1. ¹Department of Cancer Research and Molecular Medicine, Faculty of Medicine, Norwegian University of Science and Technology, Trondheim, Norway
2. ²Oncology Unit, St Olavs Hospital HF, Trondheim, Norway
3. ³Department of Mathematical Sciences, Norwegian University of Science and Technology, Trondheim, Norway
4. ⁴Department of Food and Medical technology, Sør-Trøndelag University College, Trondheim, Norway

Correspondence: Dr E Hofsli, Oncology Unit, St Olavs University Hospital HF, Olav Kyrresgt. 17, N-7006 Trondheim, Norway. E-mails: eva.hofsli@stolav.no or eva.hofsli@ntnu.no

Received 27 June 2008; Accepted 21 July 2008; Published online 30 September 2008.

Abstract

Neuroendocrine tumours (NETs) comprise a heterogenous group of malignancies with an often unpredictable course, and with limited treatment options. Thus, new diagnostic, prognostic, and therapeutic markers are needed. To shed new lights into the biology of NETs, we have by cDNA transcript profiling, sought to identify genes that are either up- or downregulated in NE as compared with non-NE tumour cells. A panel of six NET and four non-NET cell lines were examined, and out of 12 743 genes examined, we studied in detail the 200 most significantly differentially expressed genes in the comparison. In addition to potential new diagnostic markers (NEFM, CLDN4, PEROX2), the results point to genes that may be involved in the tumorigenesis (BEX1, TMEPAI, FOSL1, RAB32), and in the processes of invasion, progression and metastasis (MME, STAT3, DCBLD2) of NETs.
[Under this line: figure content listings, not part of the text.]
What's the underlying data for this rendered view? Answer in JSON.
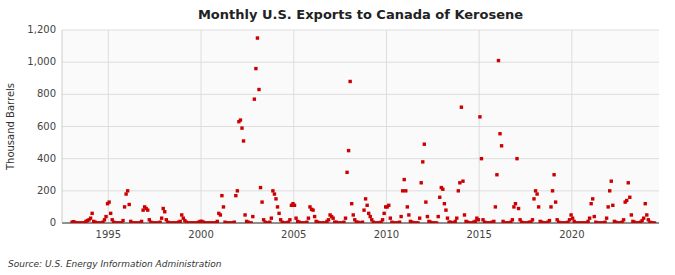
{
  "chart_data": {
    "type": "scatter",
    "title": "Monthly U.S. Exports to Canada of Kerosene",
    "ylabel": "Thousand Barrels",
    "annotations": [
      "Source: U.S. Energy Information Administration"
    ],
    "color": "#cc0000",
    "marker": "square",
    "grid": true,
    "xlim": [
      1992.5,
      2024.7
    ],
    "ylim": [
      0,
      1200
    ],
    "xticks": [
      1995,
      2000,
      2005,
      2010,
      2015,
      2020
    ],
    "yticks": [
      0,
      200,
      400,
      600,
      800,
      {
        "value": 1000,
        "label": "1,000"
      },
      {
        "value": 1200,
        "label": "1,200"
      }
    ],
    "x": [
      1993.0416667,
      1993.125,
      1993.2083333,
      1993.2916667,
      1993.375,
      1993.4583333,
      1993.5416667,
      1993.625,
      1993.7083333,
      1993.7916667,
      1993.875,
      1993.9583333,
      1994.0416667,
      1994.125,
      1994.2083333,
      1994.2916667,
      1994.375,
      1994.4583333,
      1994.5416667,
      1994.625,
      1994.7083333,
      1994.7916667,
      1994.875,
      1994.9583333,
      1995.0416667,
      1995.125,
      1995.2083333,
      1995.2916667,
      1995.375,
      1995.4583333,
      1995.5416667,
      1995.625,
      1995.7083333,
      1995.7916667,
      1995.875,
      1995.9583333,
      1996.0416667,
      1996.125,
      1996.2083333,
      1996.2916667,
      1996.375,
      1996.4583333,
      1996.5416667,
      1996.625,
      1996.7083333,
      1996.7916667,
      1996.875,
      1996.9583333,
      1997.0416667,
      1997.125,
      1997.2083333,
      1997.2916667,
      1997.375,
      1997.4583333,
      1997.5416667,
      1997.625,
      1997.7083333,
      1997.7916667,
      1997.875,
      1997.9583333,
      1998.0416667,
      1998.125,
      1998.2083333,
      1998.2916667,
      1998.375,
      1998.4583333,
      1998.5416667,
      1998.625,
      1998.7083333,
      1998.7916667,
      1998.875,
      1998.9583333,
      1999.0416667,
      1999.125,
      1999.2083333,
      1999.2916667,
      1999.375,
      1999.4583333,
      1999.5416667,
      1999.625,
      1999.7083333,
      1999.7916667,
      1999.875,
      1999.9583333,
      2000.0416667,
      2000.125,
      2000.2083333,
      2000.2916667,
      2000.375,
      2000.4583333,
      2000.5416667,
      2000.625,
      2000.7083333,
      2000.7916667,
      2000.875,
      2000.9583333,
      2001.0416667,
      2001.125,
      2001.2083333,
      2001.2916667,
      2001.375,
      2001.4583333,
      2001.5416667,
      2001.625,
      2001.7083333,
      2001.7916667,
      2001.875,
      2001.9583333,
      2002.0416667,
      2002.125,
      2002.2083333,
      2002.2916667,
      2002.375,
      2002.4583333,
      2002.5416667,
      2002.625,
      2002.7083333,
      2002.7916667,
      2002.875,
      2002.9583333,
      2003.0416667,
      2003.125,
      2003.2083333,
      2003.2916667,
      2003.375,
      2003.4583333,
      2003.5416667,
      2003.625,
      2003.7083333,
      2003.7916667,
      2003.875,
      2003.9583333,
      2004.0416667,
      2004.125,
      2004.2083333,
      2004.2916667,
      2004.375,
      2004.4583333,
      2004.5416667,
      2004.625,
      2004.7083333,
      2004.7916667,
      2004.875,
      2004.9583333,
      2005.0416667,
      2005.125,
      2005.2083333,
      2005.2916667,
      2005.375,
      2005.4583333,
      2005.5416667,
      2005.625,
      2005.7083333,
      2005.7916667,
      2005.875,
      2005.9583333,
      2006.0416667,
      2006.125,
      2006.2083333,
      2006.2916667,
      2006.375,
      2006.4583333,
      2006.5416667,
      2006.625,
      2006.7083333,
      2006.7916667,
      2006.875,
      2006.9583333,
      2007.0416667,
      2007.125,
      2007.2083333,
      2007.2916667,
      2007.375,
      2007.4583333,
      2007.5416667,
      2007.625,
      2007.7083333,
      2007.7916667,
      2007.875,
      2007.9583333,
      2008.0416667,
      2008.125,
      2008.2083333,
      2008.2916667,
      2008.375,
      2008.4583333,
      2008.5416667,
      2008.625,
      2008.7083333,
      2008.7916667,
      2008.875,
      2008.9583333,
      2009.0416667,
      2009.125,
      2009.2083333,
      2009.2916667,
      2009.375,
      2009.4583333,
      2009.5416667,
      2009.625,
      2009.7083333,
      2009.7916667,
      2009.875,
      2009.9583333,
      2010.0416667,
      2010.125,
      2010.2083333,
      2010.2916667,
      2010.375,
      2010.4583333,
      2010.5416667,
      2010.625,
      2010.7083333,
      2010.7916667,
      2010.875,
      2010.9583333,
      2011.0416667,
      2011.125,
      2011.2083333,
      2011.2916667,
      2011.375,
      2011.4583333,
      2011.5416667,
      2011.625,
      2011.7083333,
      2011.7916667,
      2011.875,
      2011.9583333,
      2012.0416667,
      2012.125,
      2012.2083333,
      2012.2916667,
      2012.375,
      2012.4583333,
      2012.5416667,
      2012.625,
      2012.7083333,
      2012.7916667,
      2012.875,
      2012.9583333,
      2013.0416667,
      2013.125,
      2013.2083333,
      2013.2916667,
      2013.375,
      2013.4583333,
      2013.5416667,
      2013.625,
      2013.7083333,
      2013.7916667,
      2013.875,
      2013.9583333,
      2014.0416667,
      2014.125,
      2014.2083333,
      2014.2916667,
      2014.375,
      2014.4583333,
      2014.5416667,
      2014.625,
      2014.7083333,
      2014.7916667,
      2014.875,
      2014.9583333,
      2015.0416667,
      2015.125,
      2015.2083333,
      2015.2916667,
      2015.375,
      2015.4583333,
      2015.5416667,
      2015.625,
      2015.7083333,
      2015.7916667,
      2015.875,
      2015.9583333,
      2016.0416667,
      2016.125,
      2016.2083333,
      2016.2916667,
      2016.375,
      2016.4583333,
      2016.5416667,
      2016.625,
      2016.7083333,
      2016.7916667,
      2016.875,
      2016.9583333,
      2017.0416667,
      2017.125,
      2017.2083333,
      2017.2916667,
      2017.375,
      2017.4583333,
      2017.5416667,
      2017.625,
      2017.7083333,
      2017.7916667,
      2017.875,
      2017.9583333,
      2018.0416667,
      2018.125,
      2018.2083333,
      2018.2916667,
      2018.375,
      2018.4583333,
      2018.5416667,
      2018.625,
      2018.7083333,
      2018.7916667,
      2018.875,
      2018.9583333,
      2019.0416667,
      2019.125,
      2019.2083333,
      2019.2916667,
      2019.375,
      2019.4583333,
      2019.5416667,
      2019.625,
      2019.7083333,
      2019.7916667,
      2019.875,
      2019.9583333,
      2020.0416667,
      2020.125,
      2020.2083333,
      2020.2916667,
      2020.375,
      2020.4583333,
      2020.5416667,
      2020.625,
      2020.7083333,
      2020.7916667,
      2020.875,
      2020.9583333,
      2021.0416667,
      2021.125,
      2021.2083333,
      2021.2916667,
      2021.375,
      2021.4583333,
      2021.5416667,
      2021.625,
      2021.7083333,
      2021.7916667,
      2021.875,
      2021.9583333,
      2022.0416667,
      2022.125,
      2022.2083333,
      2022.2916667,
      2022.375,
      2022.4583333,
      2022.5416667,
      2022.625,
      2022.7083333,
      2022.7916667,
      2022.875,
      2022.9583333,
      2023.0416667,
      2023.125,
      2023.2083333,
      2023.2916667,
      2023.375,
      2023.4583333,
      2023.5416667,
      2023.625,
      2023.7083333,
      2023.7916667,
      2023.875,
      2023.9583333,
      2024.0416667,
      2024.125,
      2024.2083333,
      2024.2916667,
      2024.375,
      2024.4583333
    ],
    "values": [
      5,
      8,
      3,
      0,
      0,
      0,
      0,
      0,
      0,
      10,
      15,
      20,
      30,
      60,
      10,
      5,
      0,
      0,
      0,
      0,
      5,
      20,
      40,
      120,
      130,
      60,
      20,
      5,
      0,
      0,
      0,
      0,
      0,
      15,
      100,
      180,
      200,
      115,
      10,
      0,
      0,
      0,
      0,
      0,
      0,
      10,
      80,
      100,
      90,
      80,
      20,
      5,
      0,
      0,
      0,
      0,
      0,
      5,
      30,
      90,
      70,
      20,
      5,
      0,
      0,
      0,
      0,
      0,
      0,
      5,
      10,
      50,
      30,
      15,
      5,
      0,
      0,
      0,
      0,
      0,
      0,
      0,
      5,
      10,
      10,
      5,
      0,
      0,
      0,
      0,
      0,
      0,
      0,
      0,
      10,
      60,
      50,
      170,
      100,
      5,
      0,
      0,
      0,
      0,
      0,
      5,
      170,
      200,
      630,
      640,
      590,
      510,
      50,
      10,
      5,
      0,
      0,
      40,
      770,
      960,
      1150,
      830,
      220,
      130,
      20,
      5,
      0,
      0,
      5,
      30,
      200,
      180,
      150,
      100,
      60,
      20,
      5,
      0,
      0,
      0,
      5,
      20,
      110,
      120,
      110,
      30,
      10,
      5,
      0,
      0,
      0,
      0,
      5,
      30,
      100,
      85,
      80,
      40,
      10,
      5,
      0,
      0,
      0,
      0,
      0,
      10,
      20,
      50,
      40,
      30,
      5,
      5,
      0,
      0,
      0,
      0,
      5,
      30,
      315,
      450,
      880,
      120,
      50,
      20,
      5,
      5,
      0,
      0,
      5,
      80,
      150,
      110,
      60,
      40,
      20,
      5,
      0,
      0,
      0,
      0,
      5,
      20,
      60,
      100,
      100,
      110,
      30,
      5,
      0,
      0,
      0,
      0,
      5,
      40,
      200,
      270,
      200,
      100,
      50,
      10,
      5,
      0,
      0,
      0,
      0,
      30,
      250,
      380,
      490,
      130,
      40,
      10,
      5,
      0,
      0,
      0,
      0,
      40,
      160,
      220,
      210,
      120,
      80,
      30,
      5,
      5,
      0,
      0,
      10,
      30,
      200,
      250,
      720,
      260,
      50,
      10,
      5,
      0,
      0,
      0,
      5,
      10,
      30,
      20,
      660,
      400,
      20,
      5,
      0,
      0,
      0,
      0,
      5,
      10,
      100,
      300,
      1010,
      555,
      480,
      10,
      0,
      0,
      0,
      0,
      5,
      20,
      100,
      120,
      400,
      90,
      20,
      5,
      0,
      0,
      0,
      0,
      5,
      5,
      20,
      150,
      200,
      180,
      100,
      10,
      5,
      0,
      0,
      0,
      5,
      15,
      100,
      200,
      300,
      130,
      20,
      5,
      0,
      0,
      0,
      0,
      0,
      5,
      20,
      50,
      30,
      10,
      0,
      0,
      0,
      0,
      0,
      0,
      0,
      0,
      10,
      30,
      120,
      150,
      40,
      5,
      0,
      0,
      0,
      0,
      0,
      5,
      30,
      100,
      200,
      260,
      110,
      10,
      5,
      0,
      0,
      0,
      5,
      20,
      130,
      140,
      250,
      160,
      50,
      10,
      5,
      0,
      0,
      0,
      5,
      15,
      30,
      120,
      50,
      20,
      5,
      0,
      0,
      0
    ]
  }
}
Verification by real time qRT–PCR showed a high degree of consistency to the microarray results. Furthermore, the protein expression of some of the genes were examined. The results of our study has opened a window to new areas of research, by uncovering new candidate genes and proteins to be further investigated in the search for new prognostic, predictive, and therapeutic markers in NETs.